According to Genizon, Pfizer will have rights to its IP that covers diagnostic markers associated with disease presence or susceptibility. In turn, Genizon retains the rights to license any disease-associated genetic markers identified in its GeneMaps to third parties to develop drugs or drug targets.
 
“Genizon retains the rights to the IP leading to therapeutic uses derived from new drug targets and personalized medicines,” Hooper said.
 

“The objectives of the collaboration are to identify markers that will allow earlier diagnosis of these diseases, all of which tend to be diagnosed significantly and sometimes years after onset.”

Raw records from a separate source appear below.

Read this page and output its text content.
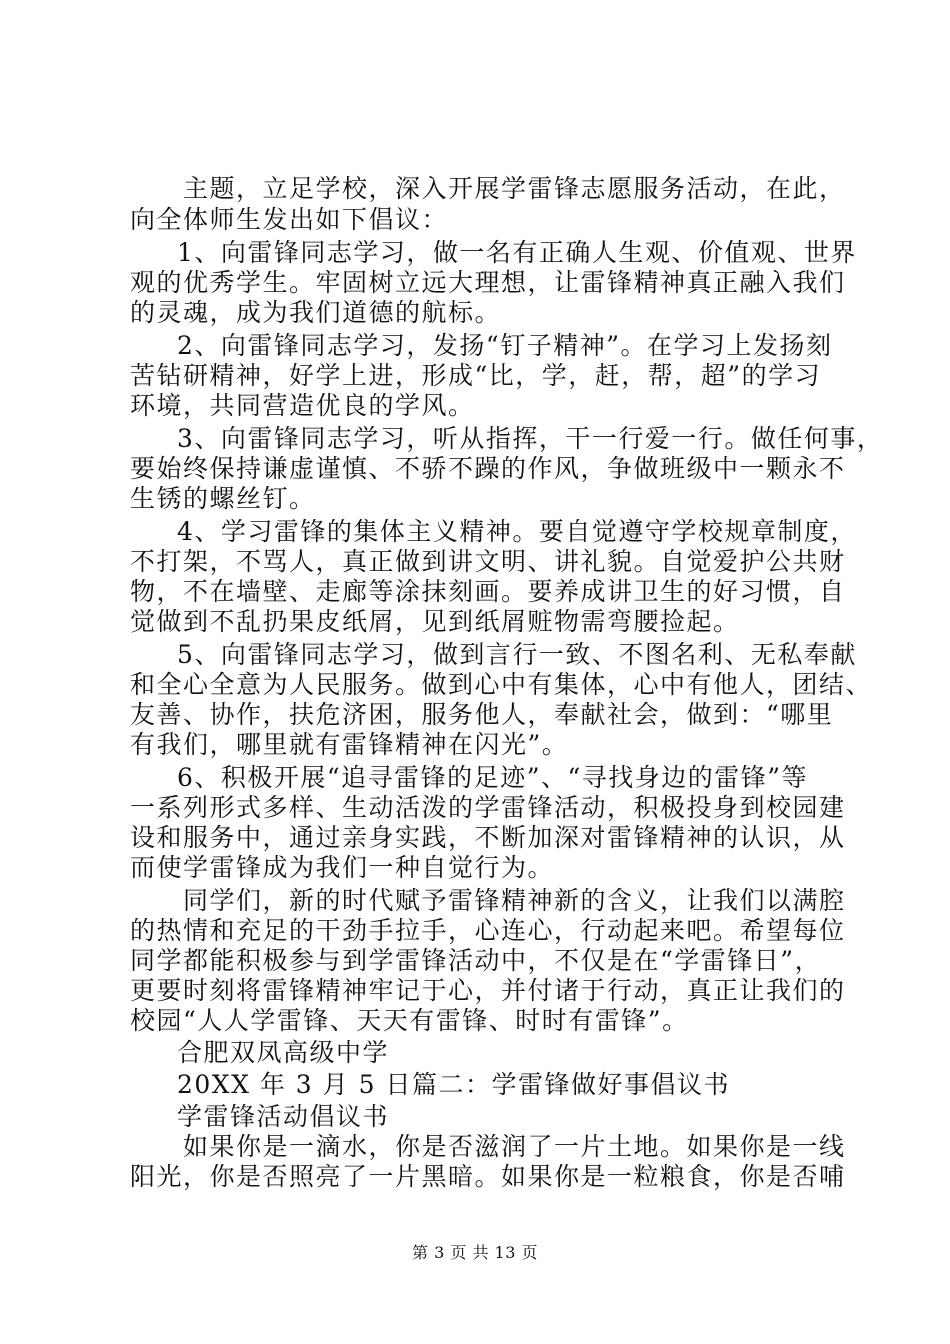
主题，立足学校，深入开展学雷锋志愿服务活动，在此，
向全体师生发出如下倡议：
1、向雷锋同志学习，做一名有正确人生观、价值观、世界
观的优秀学生。牢固树立远大理想，让雷锋精神真正融入我们
的灵魂，成为我们道德的航标。
2、向雷锋同志学习，发扬“钉子精神”。在学习上发扬刻
苦钻研精神，好学上进，形成“比，学，赶，帮，超”的学习
环境，共同营造优良的学风。
3、向雷锋同志学习，听从指挥，干一行爱一行。做任何事，
要始终保持谦虚谨慎、不骄不躁的作风，争做班级中一颗永不
生锈的螺丝钉。
4、学习雷锋的集体主义精神。要自觉遵守学校规章制度，
不打架，不骂人，真正做到讲文明、讲礼貌。自觉爱护公共财
物，不在墙壁、走廊等涂抹刻画。要养成讲卫生的好习惯，自
觉做到不乱扔果皮纸屑，见到纸屑赃物需弯腰捡起。
5、向雷锋同志学习，做到言行一致、不图名利、无私奉献
和全心全意为人民服务。做到心中有集体，心中有他人，团结、
友善、协作，扶危济困，服务他人，奉献社会，做到：“哪里
有我们，哪里就有雷锋精神在闪光”。
6、积极开展“追寻雷锋的足迹”、“寻找身边的雷锋”等
一系列形式多样、生动活泼的学雷锋活动，积极投身到校园建
设和服务中，通过亲身实践，不断加深对雷锋精神的认识，从
而使学雷锋成为我们一种自觉行为。
同学们，新的时代赋予雷锋精神新的含义，让我们以满腔
的热情和充足的干劲手拉手，心连心，行动起来吧。希望每位
同学都能积极参与到学雷锋活动中，不仅是在“学雷锋日”，
更要时刻将雷锋精神牢记于心，并付诸于行动，真正让我们的
校园“人人学雷锋、天天有雷锋、时时有雷锋”。
合肥双凤高级中学
20XX 年 3 月 5 日篇二：学雷锋做好事倡议书
学雷锋活动倡议书
如果你是一滴水，你是否滋润了一片土地。如果你是一线
阳光，你是否照亮了一片黑暗。如果你是一粒粮食，你是否哺
第 3 页 共 13 页
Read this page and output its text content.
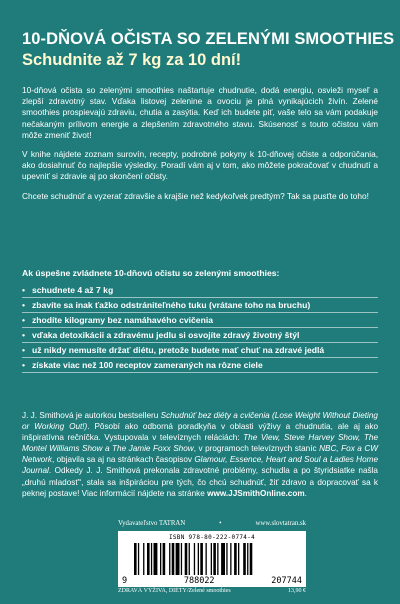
10-DŇOVÁ OČISTA SO ZELENÝMI SMOOTHIES
Schudnite až 7 kg za 10 dní!

10-dňová očista so zelenými smoothies naštartuje chudnutie, dodá energiu, osvieži myseľ a zlepší zdravotný stav. Vďaka listovej zelenine a ovociu je plná vynikajúcich živín. Zelené smoothies prospievajú zdraviu, chutia a zasýtia. Keď ich budete piť, vaše telo sa vám podakuje nečakaným prílivom energie a zlepšením zdravotného stavu. Skúsenosť s touto očistou vám môže zmeniť život!

V knihe nájdete zoznam surovín, recepty, podrobné pokyny k 10-dňovej očiste a odporúčania, ako dosiahnuť čo najlepšie výsledky. Poradí vám aj v tom, ako môžete pokračovať v chudnutí a upevniť si zdravie aj po skončení očisty.

Chcete schudnúť a vyzerať zdravšie a krajšie než kedykoľvek predtým? Tak sa pusťte do toho!

Ak úspešne zvládnete 10-dňovú očistu so zelenými smoothies:
• schudnete 4 až 7 kg
• zbavíte sa inak ťažko odstrániteľného tuku (vrátane toho na bruchu)
• zhodíte kilogramy bez namáhavého cvičenia
• vďaka detoxikácii a zdravému jedlu si osvojíte zdravý životný štýl
• už nikdy nemusíte držať diétu, pretože budete mať chuť na zdravé jedlá
• získate viac než 100 receptov zameraných na rôzne ciele

J. J. Smithová je autorkou bestselleru Schudnúť bez diéty a cvičenia (Lose Weight Without Dieting or Working Out!). Pôsobí ako odborná poradkyňa v oblasti výživy a chudnutia, ale aj ako inšpiratívna rečníčka. Vystupovala v televíznych reláciách: The View, Steve Harvey Show, The Montel Williams Show a The Jamie Foxx Show, v programoch televíznych staníc NBC, Fox a CW Network, objavila sa aj na stránkach časopisov Glamour, Essence, Heart and Soul a Ladies Home Journal. Odkedy J. J. Smithová prekonala zdravotné problémy, schudla a po štyridsiatke našla „druhú mladosť“, stala sa inšpiráciou pre tých, čo chcú schudnúť, žiť zdravo a dopracovať sa k peknej postave! Viac informácií nájdete na stránke www.JJSmithOnline.com.

Vydavateľstvo TATRAN	•	www.slovtatran.sk
ISBN 978-80-222-0774-4
9	788022	207744
ZDRAVÁ VÝŽIVA, DIÉTY/Zelené smoothies	13,90 €
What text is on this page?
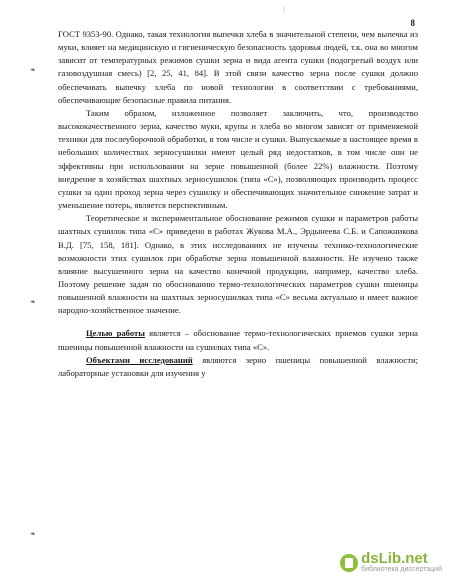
\
8
❧
❧
❧

ГОСТ 9353-90. Однако, такая технология выпечки хлеба в значительной степени, чем выпечка из муки, влияет на медицинскую и гигиеническую безопасность здоровья людей, т.к. она во многом зависит от температурных режимов сушки зерна и вида агента сушки (подогретый воздух или газовоздушная смесь) [2, 25, 41, 84]. В этой связи качество зерна после сушки должно обеспечивать выпечку хлеба по новой технологии в соответствии с требованиями, обеспечивающие безопасные правила питания.

Таким образом, изложенное позволяет заключить, что, производство высококачественного зерна, качество муки, крупы и хлеба во многом зависят от применяемой техники для послеуборочной обработки, в том числе и сушки. Выпускаемые в настоящее время в небольших количествах зерносушилки имеют целый ряд недостатков, в том числе они не эффективны при использовании на зерне повышенной (более 22%) влажности. Поэтому внедрение в хозяйствах шахтных зерносушилок (типа «С»), позволяющих производить процесс сушки за один проход зерна через сушилку и обеспечивающих значительное снижение затрат и уменьшение потерь, является перспективным.

Теоретическое и экспериментальное обоснование режимов сушки и параметров работы шахтных сушилок типа «С» приведено в работах Жукова М.А., Эрдынеева С.Б. и Сапожникова В.Д. [75, 158, 181]. Однако, в этих исследованиях не изучены технико-технологические возможности этих сушилок при обработке зерна повышенной влажности. Не изучено также влияние высушенного зерна на качество конечной продукции, например, качество хлеба. Поэтому решение задач по обоснованию термо-технологических параметров сушки пшеницы повышенной влажности на шахтных зерносушилках типа «С» весьма актуально и имеет важное народно-хозяйственное значение.

Целью работы является – обоснование термо-технологических приемов сушки зерна пшеницы повышенной влажности на сушилках типа «С».

Объектами исследований являются зерно пшеницы повышенной влажности; лабораторные установки для изучения у

dsLib.net
библиотека диссертаций
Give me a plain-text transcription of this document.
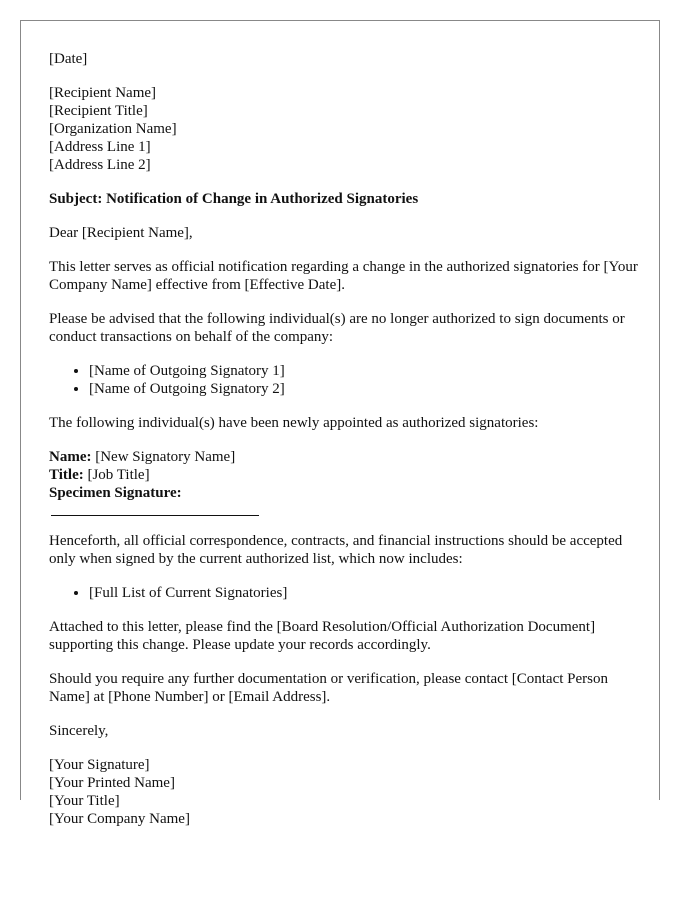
[Date]

[Recipient Name]
[Recipient Title]
[Organization Name]
[Address Line 1]
[Address Line 2]

Subject: Notification of Change in Authorized Signatories

Dear [Recipient Name],

This letter serves as official notification regarding a change in the authorized signatories for [Your Company Name] effective from [Effective Date].

Please be advised that the following individual(s) are no longer authorized to sign documents or conduct transactions on behalf of the company:

• [Name of Outgoing Signatory 1]
• [Name of Outgoing Signatory 2]

The following individual(s) have been newly appointed as authorized signatories:

Name: [New Signatory Name]
Title: [Job Title]
Specimen Signature:

Henceforth, all official correspondence, contracts, and financial instructions should be accepted only when signed by the current authorized list, which now includes:

• [Full List of Current Signatories]

Attached to this letter, please find the [Board Resolution/Official Authorization Document] supporting this change. Please update your records accordingly.

Should you require any further documentation or verification, please contact [Contact Person Name] at [Phone Number] or [Email Address].

Sincerely,

[Your Signature]
[Your Printed Name]
[Your Title]
[Your Company Name]
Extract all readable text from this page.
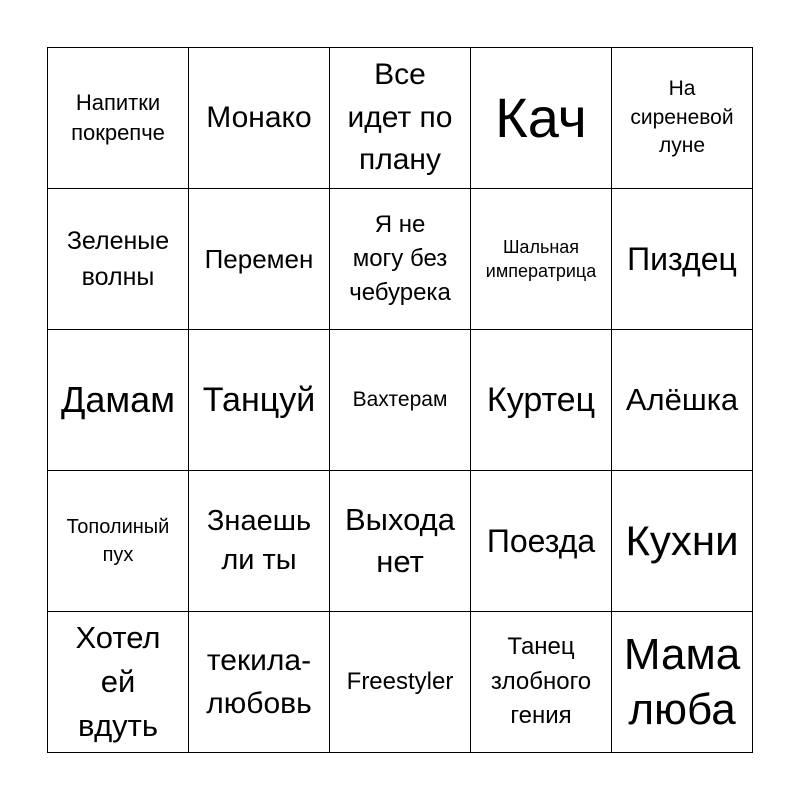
Напитки
покрепче Монако
Все
идет по
плану
Кач	На
сиреневой
луне
Зеленые
волны
Перемен
Я не
могу без
чебурека
Шальная
императрица Пиздец
Дамам Танцуй Вахтерам Куртец Алёшка
Тополиный
пух
Знаешь
ли ты
Выхода
нет
Поезда Кухни
Хотел
ей
вдуть
текила-
любовь
Freestyler
Танец
злобного
гения
Мама
люба
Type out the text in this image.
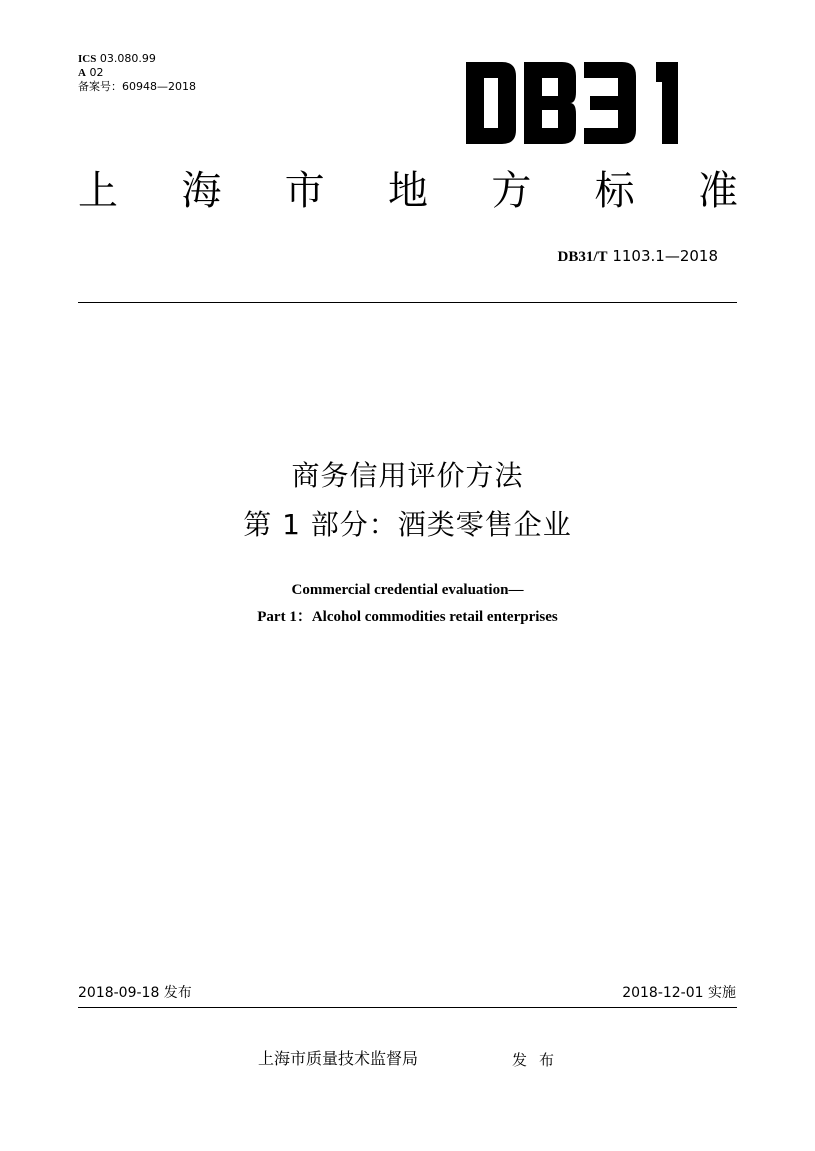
ICS 03.080.99
A 02
备案号：60948—2018
上 海 市 地 方 标 准
DB31/T 1103.1—2018
商务信用评价方法
第 1 部分：酒类零售企业
Commercial credential evaluation—
Part 1：Alcohol commodities retail enterprises
2018-09-18 发布	2018-12-01 实施
上海市质量技术监督局	发布
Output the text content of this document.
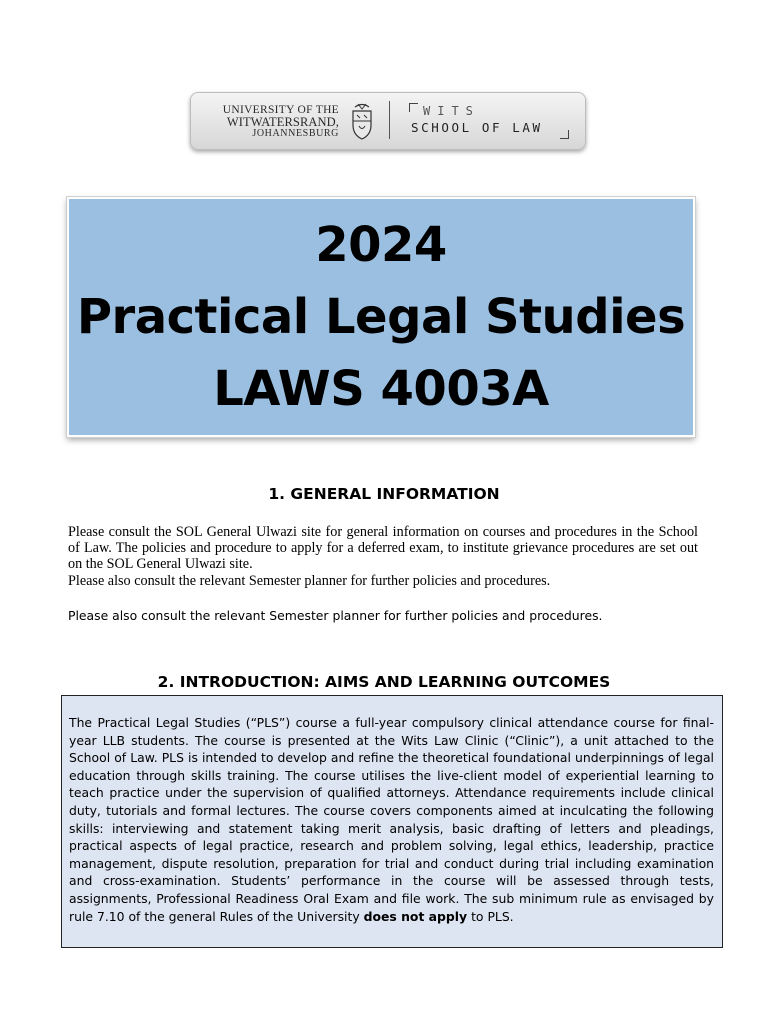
UNIVERSITY OF THE
WITWATERSRAND,
JOHANNESBURG
WITS
SCHOOL OF LAW
2024
Practical Legal Studies
LAWS 4003A
1. GENERAL INFORMATION
Please consult the SOL General Ulwazi site for general information on courses and procedures in the School of Law. The policies and procedure to apply for a deferred exam, to institute grievance procedures are set out on the SOL General Ulwazi site.
Please also consult the relevant Semester planner for further policies and procedures.
Please also consult the relevant Semester planner for further policies and procedures.
2. INTRODUCTION: AIMS AND LEARNING OUTCOMES
The Practical Legal Studies (“PLS”) course a full-year compulsory clinical attendance course for final-year LLB students. The course is presented at the Wits Law Clinic (“Clinic”), a unit attached to the School of Law. PLS is intended to develop and refine the theoretical foundational underpinnings of legal education through skills training. The course utilises the live-client model of experiential learning to teach practice under the supervision of qualified attorneys. Attendance requirements include clinical duty, tutorials and formal lectures. The course covers components aimed at inculcating the following skills: interviewing and statement taking merit analysis, basic drafting of letters and pleadings, practical aspects of legal practice, research and problem solving, legal ethics, leadership, practice management, dispute resolution, preparation for trial and conduct during trial including examination and cross-examination. Students’ performance in the course will be assessed through tests, assignments, Professional Readiness Oral Exam and file work. The sub minimum rule as envisaged by rule 7.10 of the general Rules of the University does not apply to PLS.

Under the terms of the agreement, Pfizer will pay Genizon upfront license fees and funding for research on disease-related genetic variations. Pfizer will also purchase an equity stake in Genizon subject to certain closing conditions. Details were not disclosed.
 
It is not immediately clear if Pfizer is developing new targeted therapeutics in the three disease areas. The drug giant currently markets Aricept for Alzheimer’s disease and Depo-SubQ Provera 104 for the management of pain associated with endometriosis.
 
A Pfizer spokeswoman told Pharmacogenomics Reporter that the collaboration with Genizon “complements [our] work internally and other collaborations we have underway to evaluate new approaches that may help us understand underlying causes of disease. This knowledge could lead to new therapies with heightened specificity and improved safety.”
 
As part of a new business restructuring plan, Pfizer recently announced that the company aims to triple its Phase III portfolio from 2006 to 2009, and introduce as many as four new products a year starting in 2011. The company specifically noted that it had a portfolio of new drug targets in areas of critical need in neuroscience, including Alzheimer’s and ADHD.
 
In a recent interview with Pharmacogenomics Reporter, Hakan Sakul, senior director of molecular profiling at Pfizer Global Research & Development, discussed the company’s current areas of focus and future plans in the arena of pharmacogenomics and personalized medicine [see PGx Reporter 12-13-06].